Autre zone d’ombre de l’accord : le travail précaire, de plus en plus répandu au Portugal. Un décret à venir doit permettre de titulariser 30 000 contractuels de la fonction publique au cours du premier semestre 2018. Une victoire à rajouter au compteur du Bloco. Mais dans le privé, rien ne change. Si l’emploi est reparti à la hausse, ces derniers temps, c’est le plus souvent au détriment des protections sociales élémentaires. Le système d’auto-entreprenariat, où le travailleur doit cotiser lui-même pour ses couvertures santé et retraite, devient en effet de plus en plus la règle… et rien ne permet aujourd’hui d’enrayer cette tendance.« Pour mieux protéger ces travailleurs dits indépendants, nous avons émis des propositions au sein d’un groupe de travail sur la précarité, explique le député du Bloco Jorge Costa. Notamment l’établissement d’un taux très réduit de cotisations sociales pour les bas revenus, le maintien de la protection sociale même si l’activité s’interrompt, et un accès à la caisse d’assurance chômage. » Le texte, présenté mi-décembre au parlement, est en bonne voie d’être adopté.
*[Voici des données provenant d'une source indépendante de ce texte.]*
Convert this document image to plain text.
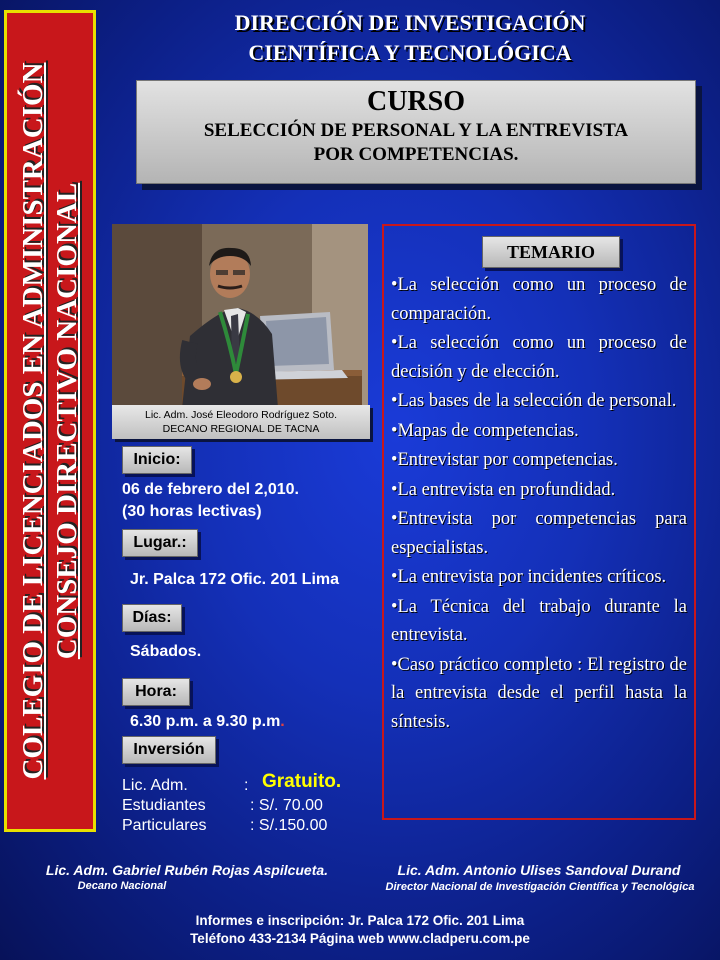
COLEGIO DE LICENCIADOS EN ADMINISTRACIÓN CONSEJO DIRECTIVO NACIONAL
DIRECCIÓN DE INVESTIGACIÓN
CIENTÍFICA Y TECNOLÓGICA
CURSO
SELECCIÓN DE PERSONAL Y LA ENTREVISTA
POR COMPETENCIAS.
Lic. Adm. José Eleodoro Rodríguez Soto.
DECANO REGIONAL DE TACNA
Inicio:
06 de febrero del 2,010.
(30 horas lectivas)
Lugar.:
Jr. Palca 172 Ofic. 201 Lima
Días:
Sábados.
Hora:
6.30 p.m. a 9.30 p.m.
Inversión
Lic. Adm.	: Gratuito.
Estudiantes	: S/. 70.00
Particulares	: S/.150.00
TEMARIO
•La selección como un proceso de comparación.
•La selección como un proceso de decisión y de elección.
•Las bases de la selección de personal.
•Mapas de competencias.
•Entrevistar por competencias.
•La entrevista en profundidad.
•Entrevista por competencias para especialistas.
•La entrevista por incidentes críticos.
•La Técnica del trabajo durante la entrevista.
•Caso práctico completo : El registro de la entrevista desde el perfil hasta la síntesis.
Lic. Adm. Gabriel Rubén Rojas Aspilcueta.
Decano Nacional
Lic. Adm. Antonio Ulises Sandoval Durand
Director Nacional de Investigación Científica y Tecnológica
Informes e inscripción: Jr. Palca 172 Ofic. 201 Lima
Teléfono 433-2134 Página web www.cladperu.com.pe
Restent des désaccords idéologiques de fond et tous les points qui sortent de l’accord avec le PS, sur lesquels les deux partis échouent à faire avancer les choses dans leur sens. Ainsi en est-il par exemple du coût de l’énergie portugaise, l’un des plus élevés du continent. Le Bloco a proposé que le secteur de l’énergie renouvelable – qui fait des profits ahurissants au Portugal – soit taxé au même niveau que le secteur conventionnel et que cette hausse permette au consommateur de payer un prix moins élevé. Échec total.
Face à ces divergences, Bloco comme PCP assurent maintenir une ligne idéologique claire. « Les socialistes et la droite s’entendent parfaitement sur la politique européenne. Ce qui fait que nous avons 80 % des députés engagés dans le statu quo européen, lâche Catarina Martins. Mais nous, notre engagement n’est pas aux côtés du PS. Il est aux côtés de nos électeurs. C’est pourquoi nous n’abandonnerons aucun de nos principes. » Parmi ces principes, il y a une franche hostilité à l’euro, « qui rend chaque jour les pauvres de plus en plus pauvres et l’Allemagne de plus en plus riche – sans que cela ne bénéficie toutefois aux travailleurs allemands », selon les mots de Catarina Martins, pour qui le vrai problème, en réalité, est la renégociation de la dette publique portugaise.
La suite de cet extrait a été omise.